These 12 Small Towns Were Devastated by Random Killing Sprees and Shocked the World

These 12 Small Towns Were Devastated by Random Killing Sprees and Shocked the World

Mike Wood - November 26, 2017

These 12 Small Towns Were Devastated by Random Killing Sprees and Shocked the World
The wreckage after the Luxiol Massacre. Amok Wiki.

2 – Luxiol, France

Just two years after Michael Ryan’s rampage, France would also be hit by a similarly shocking event. It is perhaps a testament to the small town mentality that these events can occur, and perhaps a feature of a small town that leads spree killers to form there more frequently.

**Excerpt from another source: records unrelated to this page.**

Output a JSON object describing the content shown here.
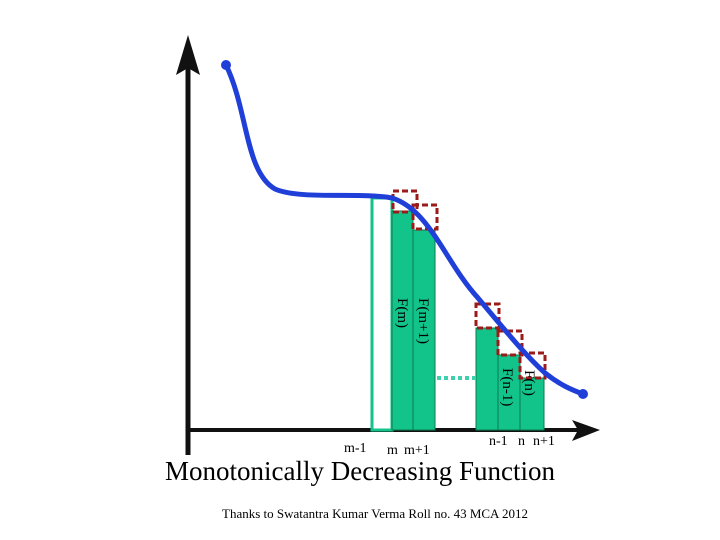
{
  "diagram": {
    "title": "Monotonically Decreasing Function",
    "credit": "Thanks to Swatantra Kumar Verma  Roll no. 43  MCA  2012",
    "x_ticks": {
      "m_minus_1": "m-1",
      "m": "m",
      "m_plus_1": "m+1",
      "n_minus_1": "n-1",
      "n": "n",
      "n_plus_1": "n+1"
    },
    "bar_labels": {
      "f_m": "F(m)",
      "f_m_plus_1": "F(m+1)",
      "f_n_minus_1": "F(n-1)",
      "f_n": "F(n)"
    },
    "colors": {
      "curve": "#1f3fd8",
      "bar_fill": "#12c48a",
      "bar_stroke": "#0a7a50",
      "dashed_box": "#9b1a1a",
      "dotted_connector": "#3fd0b0",
      "axes": "#111111"
    }
  }
}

Serial killers, for example, who strike in several isolated incidents rather than one long, violent outburst, benefit from an urban and populated location in which they can blend into the background and retreat after their attacks. Conversely, spree killers are facilitated by a more isolated, less suspicious environment where they are less likely to be picked up on the actions and where people are perhaps more understanding of quirks that belie serious mental health problems. It is rare that such killers have given no prior warnings of their actions, but in rural areas, these are often passed off as eccentricities rather than signals.
The isolation of small towns is often contributory to the development of the sick individuals who become perpetrators. Michael Ryan was certainly an example of this, and Christian Dornier is another. He was a farmer for Luxiol, a French town of just 156 people in western France, close to the border with Germany. Dornier was known to have mental health issues: his stint in the French Army in 1981 had left him broken, while a course that he attended in anticipation of taking over the family farm had to be aborted after just a week when he had another breakdown. He had shown previous signs of violent intentions by letting off shots at his father and a neighbour, which prompted the Dornier family to invest in psychiatric help. Christian was prescribed medication but refused to take it and would not countenance the idea of being sent to a mental institution.

It was in July 1989, when he was 31 years old, that Christian Dornier snapped. He had refused to attend his sister Corinne’s wedding several days before and, shortly after lunchtime, he picked up a shotgun. He killed a farm employee – whom he had presumed to be his brother – before killing his sister and his mother and wounding his father. The only member of the family present to escape unharmed was Corinne’s new husband, who slipped out of the house through a bathroom window. Dornier then got in his car and began shooting at random, killing another 13 people in the town of Luxiol. He was eventually halted by police, who shot him in the stomach.

With the town in shock, Dornier was taken to a nearby hospital and then prison. He was guarded around the clock, both to ensure that he did not escape but also to keep out locals, who had made death threats against him. It was discerned that Dernier was mentally ill and suffering from schizophrenia: he was declared insane and transferred to a high-security mental hospital in 1990. Villagers from Luxiol protested that he be allowed to stand trial in a criminal court, but their pleas were rejected in 1994. Dornier is still in a secure psychiatric unit to this day.